Но белая обнаженная грудь слепо лезет на него.
— На, возьми! Вот она! А правду отдай. Правду отдай.
— Но где же я возьму правду? Какой ты странный.
Женщина говорит:
— Детки все перемерли. Детки все перемерли. Детки-детки-детки все перемерли.
— Оттого так и пусто у вас на улице.
— Детки-детки-детки все перемерли. Детки.
— Но этого не может быть, чтобы ребенок умер от голода. Ребенок, маленький человек, который сам не умеет открыть дверей. Вы не любите своих детей. Если бы у меня ребенок был голоден, я накормил бы его. Да, но ведь у вас оловянные кольца.
— На нас железные кольца. Тело сковано, душа скована. На нас железные кольца.
На черном крыльце, в тени, горничная чистит платье Марьи Петровны; окна кухни открыты, и за ними мелькает повар в белом. Пахнет помоями, грязно.
«Куда я пришел! — удивляется губернатор. — Ведь это кухня! О чем я думал? Вот о чем: нужно посмотреть час, чтобы узнать, скоро ли будет завтрак. Еще рано, десять. Им, однако, неловко, что я сюда пришел. Нужно уходить».
И еще долго ходил он по аллеям и все думал. И в том, как он думал, был похож на человека, переходящего вброд широкую и незнакомую реку; то идет он по колено, то надолго исчезает под водою и возвращается оттуда бледный, полузадохшийся. Думал он о сыне Алексее Петровиче, пробовал думать о службе, о делах, но отовсюду, где бы его мысль ни начиналась, она незаметно прибегала к событию, роясь в нем, как в неистощимом руднике. И даже странно было, о чем он мог думать раньше — до несчастья: все помимо его казалось таким пустым, ничтожным, совершенно неспособным вызвать мысль.
Зензивеевских крестьян он выпорол около пяти лет тому назад, на второй год своего губернаторства, и тоже тогда получил одобрение от министра; и с этого, собственно, случая началась быстрая и блестящая карьера Алексея Петровича, на которого обратили тогда внимание, как на сына очень энергичного и распорядительного человека. Он смутно, за давностью времени, помнит, что мужики насильственно забрали у помещика какой-то хлеб, а он приехал с солдатами и полицией и отобрал хлеб у мужиков. Не было ничего ни страшного, ни угрожающего — скорее что-то нелепо-веселое. Солдаты тащили мешки с зерном, а мужики ложились грудью на эти самые мешки и волоклись вместе с ними под шутки и смех развеселившихся полицейских и солдат. Потом они вскрикивали, дико взмахивали руками и, словно слепые, тыкались в загорожи, в стены, в солдат. Один мужик, оторванный от мешка, молча, трясущимися руками шарил по траве, разыскивая камень, чтобы бросить. На версту кругом нельзя было найти ни одного камня, а он все шарил, и, по знаку исправника, полицейский презрительно толкнул его коленом в приподнятый зад, так что он стал на четвереньки и так, на четвереньках, куда-то пополз. И как будто все они, и этот мужик и другие, были сделаны из дерева — так тяжелы, чуть ли не скрипучи были они в своих движениях: чтобы повернуть мужика лицом, куда надо, его ворочали двое. И уже став как следует, он все еще не догадывался, куда надо смотреть, а когда находил, то уже не мог оторваться, и опять двое людей с усилием поворачивали его.

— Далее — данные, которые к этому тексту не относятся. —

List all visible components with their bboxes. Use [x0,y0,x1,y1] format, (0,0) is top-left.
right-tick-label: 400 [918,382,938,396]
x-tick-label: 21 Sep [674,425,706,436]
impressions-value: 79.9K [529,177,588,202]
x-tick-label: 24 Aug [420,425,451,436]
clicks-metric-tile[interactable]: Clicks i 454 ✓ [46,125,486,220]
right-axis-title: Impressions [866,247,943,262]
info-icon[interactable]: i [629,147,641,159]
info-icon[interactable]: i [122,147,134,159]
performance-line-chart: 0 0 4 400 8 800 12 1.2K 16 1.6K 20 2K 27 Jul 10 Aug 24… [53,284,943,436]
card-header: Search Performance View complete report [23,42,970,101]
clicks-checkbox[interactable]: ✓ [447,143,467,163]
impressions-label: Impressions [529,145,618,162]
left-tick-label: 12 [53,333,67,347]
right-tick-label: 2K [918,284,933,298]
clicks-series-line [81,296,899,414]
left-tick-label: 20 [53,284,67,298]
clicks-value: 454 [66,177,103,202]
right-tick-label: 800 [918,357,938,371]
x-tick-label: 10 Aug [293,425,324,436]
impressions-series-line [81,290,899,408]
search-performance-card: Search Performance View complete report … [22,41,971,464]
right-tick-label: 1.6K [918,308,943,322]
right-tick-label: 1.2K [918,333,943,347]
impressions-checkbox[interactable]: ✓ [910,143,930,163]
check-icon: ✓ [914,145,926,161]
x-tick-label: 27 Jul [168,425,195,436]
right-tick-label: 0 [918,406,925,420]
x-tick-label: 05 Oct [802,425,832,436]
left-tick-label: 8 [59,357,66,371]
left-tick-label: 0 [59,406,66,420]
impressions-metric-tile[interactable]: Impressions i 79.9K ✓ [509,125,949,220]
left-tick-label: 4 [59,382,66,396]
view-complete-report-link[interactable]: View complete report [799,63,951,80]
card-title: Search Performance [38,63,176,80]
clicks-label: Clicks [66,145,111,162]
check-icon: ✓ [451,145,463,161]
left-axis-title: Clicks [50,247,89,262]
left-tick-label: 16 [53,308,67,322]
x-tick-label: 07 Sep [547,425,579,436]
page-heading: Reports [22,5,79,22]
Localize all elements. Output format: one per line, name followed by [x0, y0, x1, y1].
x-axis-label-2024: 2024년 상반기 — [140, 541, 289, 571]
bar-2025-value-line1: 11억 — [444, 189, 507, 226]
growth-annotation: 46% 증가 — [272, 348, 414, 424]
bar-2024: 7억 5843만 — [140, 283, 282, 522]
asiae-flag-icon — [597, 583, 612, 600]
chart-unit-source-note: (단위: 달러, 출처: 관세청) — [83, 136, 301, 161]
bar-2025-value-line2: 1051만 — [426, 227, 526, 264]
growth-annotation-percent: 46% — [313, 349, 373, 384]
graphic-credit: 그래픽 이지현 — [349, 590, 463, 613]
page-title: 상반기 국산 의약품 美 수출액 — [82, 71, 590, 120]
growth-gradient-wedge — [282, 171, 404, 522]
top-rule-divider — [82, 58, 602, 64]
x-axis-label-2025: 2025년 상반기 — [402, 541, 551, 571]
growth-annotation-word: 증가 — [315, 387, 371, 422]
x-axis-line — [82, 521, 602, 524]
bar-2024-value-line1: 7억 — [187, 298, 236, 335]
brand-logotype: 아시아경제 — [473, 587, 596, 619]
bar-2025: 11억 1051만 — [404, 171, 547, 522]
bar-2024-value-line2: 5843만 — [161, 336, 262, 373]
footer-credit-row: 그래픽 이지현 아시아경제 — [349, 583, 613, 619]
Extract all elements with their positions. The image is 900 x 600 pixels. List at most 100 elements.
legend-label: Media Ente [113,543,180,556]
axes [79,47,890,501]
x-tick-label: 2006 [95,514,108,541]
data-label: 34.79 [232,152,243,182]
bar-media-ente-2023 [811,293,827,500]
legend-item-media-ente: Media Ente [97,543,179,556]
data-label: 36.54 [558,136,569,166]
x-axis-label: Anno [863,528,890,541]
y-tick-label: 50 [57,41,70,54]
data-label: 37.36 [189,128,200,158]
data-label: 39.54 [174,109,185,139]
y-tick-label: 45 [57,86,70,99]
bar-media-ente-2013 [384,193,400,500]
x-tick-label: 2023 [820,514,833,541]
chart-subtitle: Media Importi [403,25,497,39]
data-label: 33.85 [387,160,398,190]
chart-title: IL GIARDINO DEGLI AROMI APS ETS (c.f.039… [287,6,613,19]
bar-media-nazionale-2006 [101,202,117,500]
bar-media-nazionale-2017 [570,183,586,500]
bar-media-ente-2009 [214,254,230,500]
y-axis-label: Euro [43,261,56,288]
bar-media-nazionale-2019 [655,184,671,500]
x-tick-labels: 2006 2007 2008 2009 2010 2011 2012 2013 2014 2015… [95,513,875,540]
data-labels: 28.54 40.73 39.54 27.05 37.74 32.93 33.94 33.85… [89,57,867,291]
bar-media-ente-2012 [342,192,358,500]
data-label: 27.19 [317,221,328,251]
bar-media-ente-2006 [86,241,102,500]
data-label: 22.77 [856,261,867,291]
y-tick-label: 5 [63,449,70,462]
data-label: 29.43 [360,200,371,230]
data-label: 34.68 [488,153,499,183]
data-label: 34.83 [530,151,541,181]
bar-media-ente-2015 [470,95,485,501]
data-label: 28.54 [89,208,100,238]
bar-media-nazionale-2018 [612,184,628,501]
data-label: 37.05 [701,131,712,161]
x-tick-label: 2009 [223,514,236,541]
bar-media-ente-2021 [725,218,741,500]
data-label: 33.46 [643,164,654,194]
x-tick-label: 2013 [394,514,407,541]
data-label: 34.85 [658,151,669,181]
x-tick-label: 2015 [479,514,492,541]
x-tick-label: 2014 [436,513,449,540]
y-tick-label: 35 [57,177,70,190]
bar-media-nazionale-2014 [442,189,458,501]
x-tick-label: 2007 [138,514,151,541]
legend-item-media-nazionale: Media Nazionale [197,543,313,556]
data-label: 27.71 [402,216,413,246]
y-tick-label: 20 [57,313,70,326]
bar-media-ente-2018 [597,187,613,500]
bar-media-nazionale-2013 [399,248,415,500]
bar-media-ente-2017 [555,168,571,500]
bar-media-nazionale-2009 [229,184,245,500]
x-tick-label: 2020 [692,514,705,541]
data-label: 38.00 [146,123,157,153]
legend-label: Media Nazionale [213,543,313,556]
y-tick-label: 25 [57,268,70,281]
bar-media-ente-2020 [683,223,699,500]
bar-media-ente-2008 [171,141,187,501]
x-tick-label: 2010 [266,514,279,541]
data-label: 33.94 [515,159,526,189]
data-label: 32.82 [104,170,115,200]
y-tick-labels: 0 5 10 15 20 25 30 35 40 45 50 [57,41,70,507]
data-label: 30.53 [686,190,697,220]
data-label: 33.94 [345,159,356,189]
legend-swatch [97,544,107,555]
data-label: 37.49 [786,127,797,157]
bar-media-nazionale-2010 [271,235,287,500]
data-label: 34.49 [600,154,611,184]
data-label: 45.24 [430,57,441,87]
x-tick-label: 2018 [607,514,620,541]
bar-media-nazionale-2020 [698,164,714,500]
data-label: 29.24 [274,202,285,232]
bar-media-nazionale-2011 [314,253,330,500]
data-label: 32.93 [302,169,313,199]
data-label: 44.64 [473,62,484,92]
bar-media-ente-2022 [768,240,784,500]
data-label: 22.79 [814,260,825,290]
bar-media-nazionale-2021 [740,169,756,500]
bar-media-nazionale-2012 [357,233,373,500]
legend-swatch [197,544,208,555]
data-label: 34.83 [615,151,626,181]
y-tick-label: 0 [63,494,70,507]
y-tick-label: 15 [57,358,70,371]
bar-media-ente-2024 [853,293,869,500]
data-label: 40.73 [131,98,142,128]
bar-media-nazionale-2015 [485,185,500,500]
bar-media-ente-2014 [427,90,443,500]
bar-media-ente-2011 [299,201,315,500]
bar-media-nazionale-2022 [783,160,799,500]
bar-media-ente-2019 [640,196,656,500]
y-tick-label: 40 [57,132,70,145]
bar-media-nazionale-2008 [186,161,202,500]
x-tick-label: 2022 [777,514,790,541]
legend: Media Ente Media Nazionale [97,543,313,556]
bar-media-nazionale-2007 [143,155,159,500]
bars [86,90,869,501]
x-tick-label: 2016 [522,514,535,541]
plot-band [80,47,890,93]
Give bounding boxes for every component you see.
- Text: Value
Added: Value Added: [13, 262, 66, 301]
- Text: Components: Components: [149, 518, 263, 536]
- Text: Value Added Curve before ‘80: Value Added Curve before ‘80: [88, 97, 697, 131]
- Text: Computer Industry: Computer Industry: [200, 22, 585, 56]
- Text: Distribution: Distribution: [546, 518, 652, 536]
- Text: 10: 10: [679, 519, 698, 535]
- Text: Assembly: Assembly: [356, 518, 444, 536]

— Ну-ка, дядя, скидавай портки. Купаться будешь.
— Чего? — недоумевал мужик, хотя дело было ясно. Чужая рука расстегивала единственную пуговицу, портки спадали, и мужицкая тощая задница бесстыдно выходила на свет. Пороли легко, единственно для острастки, и настроение было смешливое. Уходя, солдаты затянули лихую песню, и те, что ближе были к телегам с арестованными мужиками, подмаргивали им. Было это осенью, и тучи низко ползли над черным жнивьем. И все они ушли в город, к свету, а деревня осталась все там же, под низким небом, среди темных, размытых, глинистых полей с коротким и редким жнивьем.